For the past few days, I've been feeling down. I haven't quiet left my girlfriend yet, but she seems to know that we can't last either. Mostly because she wants more dominate sex than I would let her have. But we are going to go on a trip soon enough, and since there is already about 250 dollars going into it, it is beyond the "Cancel for any reason" stage.
Emotions are like trains, they never stop, or at least they don't stop to easy. I have been feeling all this extra love that is in my system, but I don't have anywhere to let it go. No one to snuggle, no one to kiss softly, no one to climb on top of and make scream like I am so use to doing. When this love doesn't get let out properly, it keeps inside and rots. It rots into hate for the world, it rots into self-loathing. Until you finally get tired of it and start to give yourself flesh wounds. I think I just need to lose some bodily fluid to keep sane. Weather it be cum, sweat, tears or blood.
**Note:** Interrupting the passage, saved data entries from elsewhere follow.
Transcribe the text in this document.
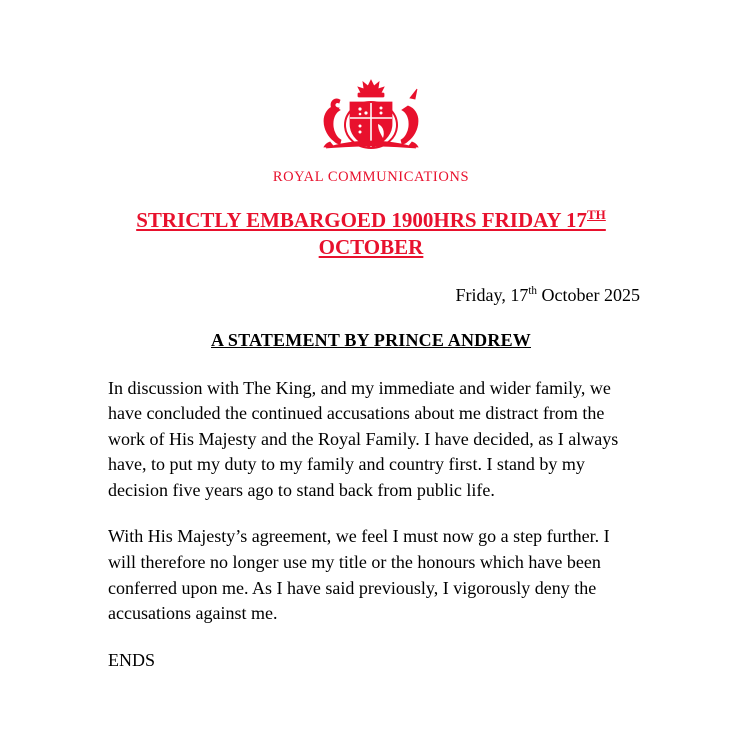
ROYAL COMMUNICATIONS
STRICTLY EMBARGOED 1900HRS FRIDAY 17TH
OCTOBER
Friday, 17th October 2025
A STATEMENT BY PRINCE ANDREW

In discussion with The King, and my immediate and wider family, we have concluded the continued accusations about me distract from the work of His Majesty and the Royal Family. I have decided, as I always have, to put my duty to my family and country first. I stand by my decision five years ago to stand back from public life.

With His Majesty’s agreement, we feel I must now go a step further. I will therefore no longer use my title or the honours which have been conferred upon me. As I have said previously, I vigorously deny the accusations against me.

ENDS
Anyways, I was playing The Legend of Zelda, Majora's Mask, on an emulator I have for my computer. I was about halfway through a day when it popped up with an error and shut down on me. It has done this several times when I was playing Orcrania of Time, but this was the first time with Majora's Mask. Looking at the clock and seeing that it was about 2:49 am, I decided to call it a day. I shut down my computer and fold it shut. I lean my tired head against it for a while and start to speak to it softly. "I know that you're getting old, I know that you're not doing to well so much. I admit, I have been looking at other laptops and others things to replace you, but you'll always be my first, and I will always love you for that." I kiss it softly on its cover, it has such a soft cover, I kiss it again, I open my lips and kiss it a bit harder...
Then I slap myself awake a little bit. I mean I love my laptop yea, but not like that. That is almost exactly what I would say to my girlfriend if I wanted to break up with her. One part of my mind is going, "dude, break it off now, you'll be better off, you don't need her, you don't need this shit." and the other part is going "I WANT SNUGGLES!!!!". Silly as it is, that part generally makes more sence.